歷史上第一次商業大繁榮還有五六百年,利潤空間是有上限的——莊園制自給自足的經濟環境下,談商業、金融確實有點離譜。
毌丘祿經營的這條貿易路線,與其說賺錢,不如說拿來養人了,比如跟隨商船隊(內河船)出發的刺奸督的人。
但刺奸督跟隨商隊出發,活動範圍也非常有限,一般是在主要城鎮的“市”裡面。
出了市,去了其他區域,就有點危險了。
出了城,更容易失蹤乃至洩密,故一般不會這麼做。
“郎君,上次提到的事,兄長已經同意了,他說會透過本家在江南招募人手去青州,只是需要時日。他不想招不可靠的人。”毌丘氏輕聲說道:“風波險惡,北地沒有幾個能在江海之上如履平地之人……”
“不急,他和我說過了。”邵勳捏了捏毌丘氏的臉,溫和道:“水戰之事,終究是北地弱項。此事若成,宗儒便有大功,將來我又何吝封爵之賞?”
毌丘氏聽了,喜滋滋的。欣喜的同時,還用眼角餘光偷瞄了下庾文君,見她沒什麼反應,才暗鬆一口氣。
自第一次被梁公按在榻上弄了之後,不知道為何,她感覺和表姐之間的關係有點微妙了起來,總是情不自禁地想親近梁公。
以前看到庾文君和梁公摟抱嬉笑,她也跟著笑,現在有點笑不出來了。
她從沒想過會有這一天,腦子裡亂糟糟的。和表姐自幼相識的情分,漸漸有土崩瓦解的趨勢,她下意識感到難過。
“國家草創,千頭萬緒啊。”邵勳招了招手,讓殷氏、荀氏過來替他按壓肩膀、頭部,隨口與庾文君說著閒話。
說著說著,慢慢睡著了。
庾文君讓四個小姐妹散去,手託著腮,靜靜看著夫君。
要是就這樣待在家裡,不出去招惹別人就好了。
當然,這是不可能的。
黃門侍郎陳匡輕輕來到院外,手裡攥著一份軍報。
庾文君猶豫了一下,揮手讓他進來了。
“明公。
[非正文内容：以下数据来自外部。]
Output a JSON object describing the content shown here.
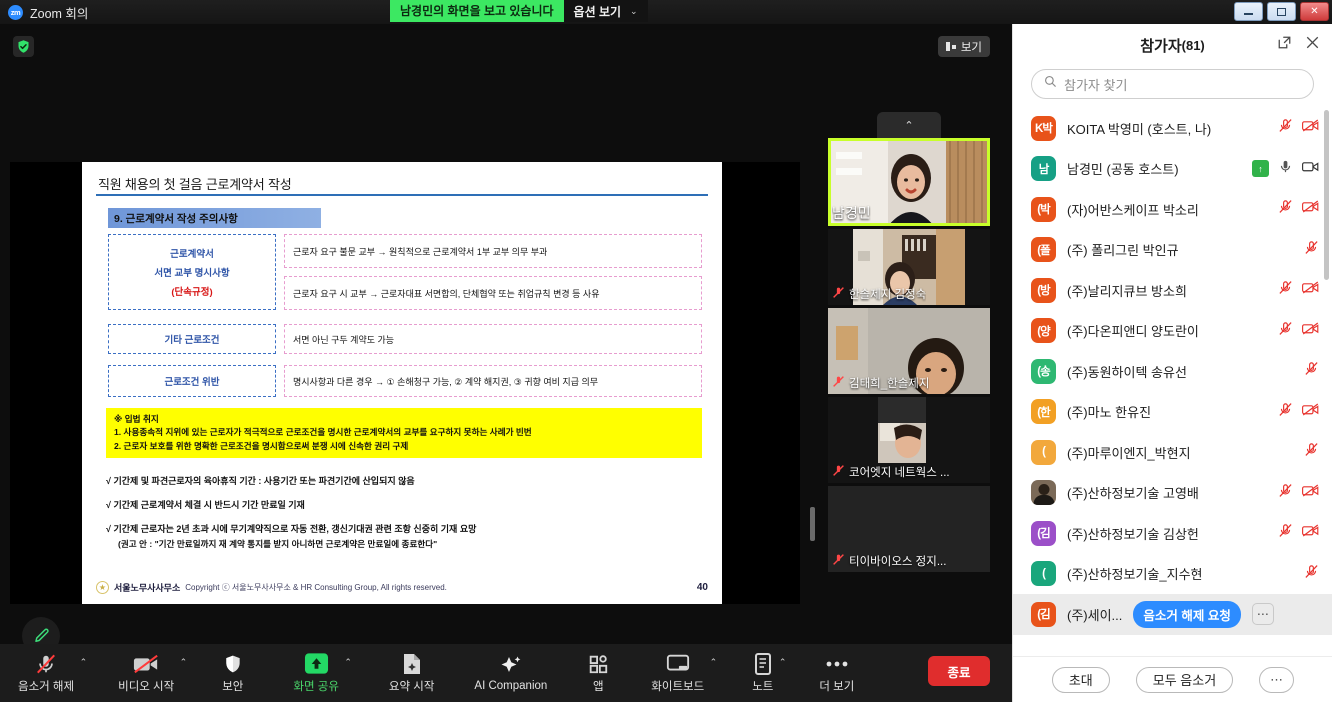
{
  "titlebar": {
    "app_title": "Zoom 회의",
    "logo_text": "zm",
    "share_notice": "남경민의 화면을 보고 있습니다",
    "view_options": "옵션 보기",
    "chevron": "⌄"
  },
  "stage": {
    "view_button": "보기",
    "collapse_chevron": "⌃",
    "share_border_color": "#6a6a6a"
  },
  "slide": {
    "title": "직원 채용의 첫 걸음 근로계약서 작성",
    "section": "9. 근로계약서 작성 주의사항",
    "rows": [
      {
        "left_lines": [
          "근로계약서",
          "서면 교부 명시사항",
          "(단속규정)"
        ],
        "right": "근로자 요구 불문 교부 → 원칙적으로 근로계약서 1부 교부 의무 부과"
      },
      {
        "left_lines": [],
        "right": "근로자 요구 시 교부 → 근로자대표 서면합의, 단체협약 또는 취업규칙 변경 등 사유"
      },
      {
        "left_lines": [
          "기타 근로조건"
        ],
        "right": "서면 아닌 구두 계약도 가능"
      },
      {
        "left_lines": [
          "근로조건 위반"
        ],
        "right": "명시사항과 다른 경우 → ① 손해청구 가능, ② 계약 해지권, ③ 귀향 여비 지급 의무"
      }
    ],
    "highlight_heading": "※ 입법 취지",
    "highlight_items": [
      "1.  사용종속적 지위에 있는 근로자가 적극적으로 근로조건을 명시한 근로계약서의 교부를 요구하지 못하는 사례가 빈번",
      "2.  근로자 보호를 위한 명확한 근로조건을 명시함으로써 분쟁 시에 신속한 권리 구제"
    ],
    "checks": [
      {
        "text": "√ 기간제 및 파견근로자의 육아휴직 기간 : 사용기간 또는 파견기간에 산입되지 않음",
        "sub": ""
      },
      {
        "text": "√ 기간제 근로계약서 체결 시 반드시 기간 만료일 기재",
        "sub": ""
      },
      {
        "text": "√ 기간제 근로자는 2년 초과 시에 무기계약직으로 자동 전환, 갱신기대권 관련 조항 신중히 기재 요망",
        "sub": "(권고 안 : \"기간 만료일까지 재 계약 통지를 받지 아니하면 근로계약은 만료일에 종료한다\""
      }
    ],
    "footer_brand": "서울노무사사무소",
    "footer_copy": "Copyright ⓒ 서울노무사사무소 & HR Consulting Group, All rights reserved.",
    "page_number": "40"
  },
  "filmstrip": [
    {
      "name": "남경민",
      "muted": false,
      "active": true,
      "has_video": true
    },
    {
      "name": "한솔제지 김정숙",
      "muted": true,
      "active": false,
      "has_video": true
    },
    {
      "name": "김태희_한솔제지",
      "muted": true,
      "active": false,
      "has_video": true
    },
    {
      "name": "코어엣지 네트웍스 ...",
      "muted": true,
      "active": false,
      "has_video": true
    },
    {
      "name": "티이바이오스 정지...",
      "muted": true,
      "active": false,
      "has_video": false
    }
  ],
  "toolbar": {
    "items": [
      {
        "label": "음소거 해제",
        "icon": "mic-off-icon",
        "caret": true,
        "green": false
      },
      {
        "label": "비디오 시작",
        "icon": "video-off-icon",
        "caret": true,
        "green": false
      },
      {
        "label": "보안",
        "icon": "shield-icon",
        "caret": false,
        "green": false
      },
      {
        "label": "화면 공유",
        "icon": "share-screen-icon",
        "caret": true,
        "green": true
      },
      {
        "label": "요약 시작",
        "icon": "summary-icon",
        "caret": false,
        "green": false
      },
      {
        "label": "AI Companion",
        "icon": "sparkle-icon",
        "caret": false,
        "green": false
      },
      {
        "label": "앱",
        "icon": "apps-icon",
        "caret": false,
        "green": false
      },
      {
        "label": "화이트보드",
        "icon": "whiteboard-icon",
        "caret": true,
        "green": false
      },
      {
        "label": "노트",
        "icon": "notes-icon",
        "caret": true,
        "green": false
      },
      {
        "label": "더 보기",
        "icon": "more-icon",
        "caret": false,
        "green": false
      }
    ],
    "end_label": "종료",
    "end_color": "#e02d2d"
  },
  "panel": {
    "title": "참가자",
    "count": "(81)",
    "search_placeholder": "참가자 찾기",
    "footer": {
      "invite": "초대",
      "mute_all": "모두 음소거",
      "more": "⋯"
    },
    "unmute_request_label": "음소거 해제 요청",
    "row_more_label": "⋯",
    "participants": [
      {
        "initial": "K박",
        "color": "#e8531a",
        "name": "KOITA 박영미 (호스트, 나)",
        "mic": "muted",
        "cam": "off",
        "raised": false,
        "selected": false
      },
      {
        "initial": "남",
        "color": "#16a085",
        "name": "남경민 (공동 호스트)",
        "mic": "on",
        "cam": "on",
        "raised": true,
        "selected": false
      },
      {
        "initial": "(박",
        "color": "#e8531a",
        "name": "(자)어반스케이프 박소리",
        "mic": "muted",
        "cam": "off",
        "raised": false,
        "selected": false
      },
      {
        "initial": "(폴",
        "color": "#e8531a",
        "name": "(주) 폴리그린 박인규",
        "mic": "muted",
        "cam": "none",
        "raised": false,
        "selected": false
      },
      {
        "initial": "(방",
        "color": "#e8531a",
        "name": "(주)날리지큐브 방소희",
        "mic": "muted",
        "cam": "off",
        "raised": false,
        "selected": false
      },
      {
        "initial": "(양",
        "color": "#e8531a",
        "name": "(주)다온피앤디 양도란이",
        "mic": "muted",
        "cam": "off",
        "raised": false,
        "selected": false
      },
      {
        "initial": "(송",
        "color": "#2eb872",
        "name": "(주)동원하이텍 송유선",
        "mic": "muted",
        "cam": "none",
        "raised": false,
        "selected": false
      },
      {
        "initial": "(한",
        "color": "#f2a024",
        "name": "(주)마노 한유진",
        "mic": "muted",
        "cam": "off",
        "raised": false,
        "selected": false
      },
      {
        "initial": "(",
        "color": "#f2a83c",
        "name": "(주)마루이엔지_박현지",
        "mic": "muted",
        "cam": "none",
        "raised": false,
        "selected": false
      },
      {
        "initial": "photo",
        "color": "#7b6a58",
        "name": "(주)산하정보기술 고영배",
        "mic": "muted",
        "cam": "off",
        "raised": false,
        "selected": false
      },
      {
        "initial": "(김",
        "color": "#9b4fc8",
        "name": "(주)산하정보기술 김상헌",
        "mic": "muted",
        "cam": "off",
        "raised": false,
        "selected": false
      },
      {
        "initial": "(",
        "color": "#1aa67c",
        "name": "(주)산하정보기술_지수현",
        "mic": "muted",
        "cam": "none",
        "raised": false,
        "selected": false
      },
      {
        "initial": "(김",
        "color": "#e8531a",
        "name": "(주)세이...",
        "mic": "none",
        "cam": "none",
        "raised": false,
        "selected": true
      }
    ]
  }
}
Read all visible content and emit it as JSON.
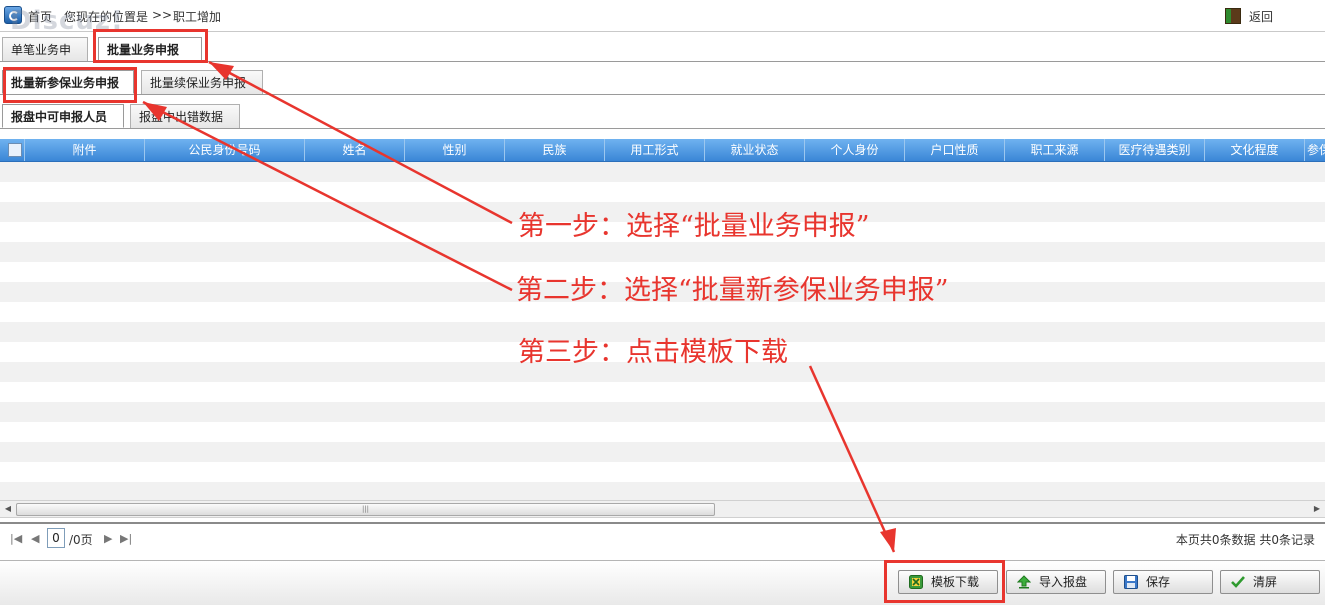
{
  "watermark": "Discuz!",
  "breadcrumb": {
    "home": "首页",
    "prefix": "您现在的位置是",
    "separator": ">>",
    "current": "职工增加"
  },
  "back_label": "返回",
  "tabs_level1": [
    "单笔业务申报",
    "批量业务申报"
  ],
  "tabs_level2": [
    "批量新参保业务申报",
    "批量续保业务申报"
  ],
  "tabs_level3": [
    "报盘中可申报人员",
    "报盘中出错数据"
  ],
  "grid": {
    "columns": [
      "附件",
      "公民身份号码",
      "姓名",
      "性别",
      "民族",
      "用工形式",
      "就业状态",
      "个人身份",
      "户口性质",
      "职工来源",
      "医疗待遇类别",
      "文化程度",
      "参保"
    ]
  },
  "pager": {
    "page_value": "0",
    "total_pages": "/0页",
    "summary": "本页共0条数据 共0条记录"
  },
  "toolbar": {
    "template_download": "模板下载",
    "import": "导入报盘",
    "save": "保存",
    "clear": "清屏"
  },
  "annotations": {
    "step1": "第一步：选择“批量业务申报”",
    "step2": "第二步：选择“批量新参保业务申报”",
    "step3": "第三步：点击模板下载",
    "color": "#e8352e"
  }
}
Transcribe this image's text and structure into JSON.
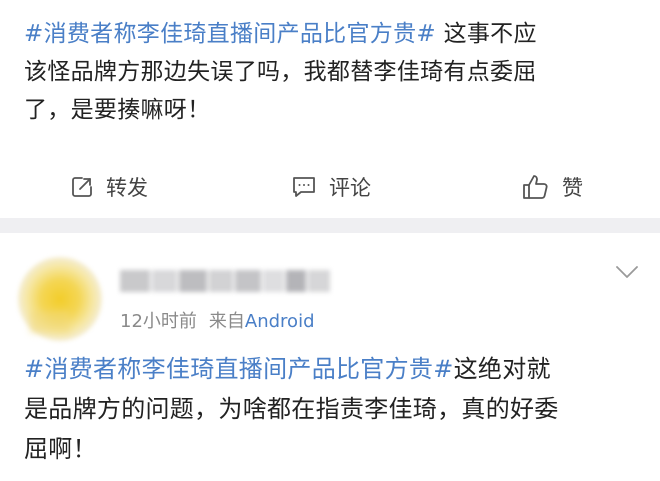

”陳匡輕聲呼喚。
邵勳眼睛睜開一線,問道:“何事?”
“石虎出動了,大舉向西,圍攻溫縣。”陳匡答道。
邵勳的眼睛完全睜開了,道:“右營在濮陽吧?著其渡河。另知會大將軍兩位軍司,選拔精幹佐吏,隨我至文石津。國中之事,悉委於相國。”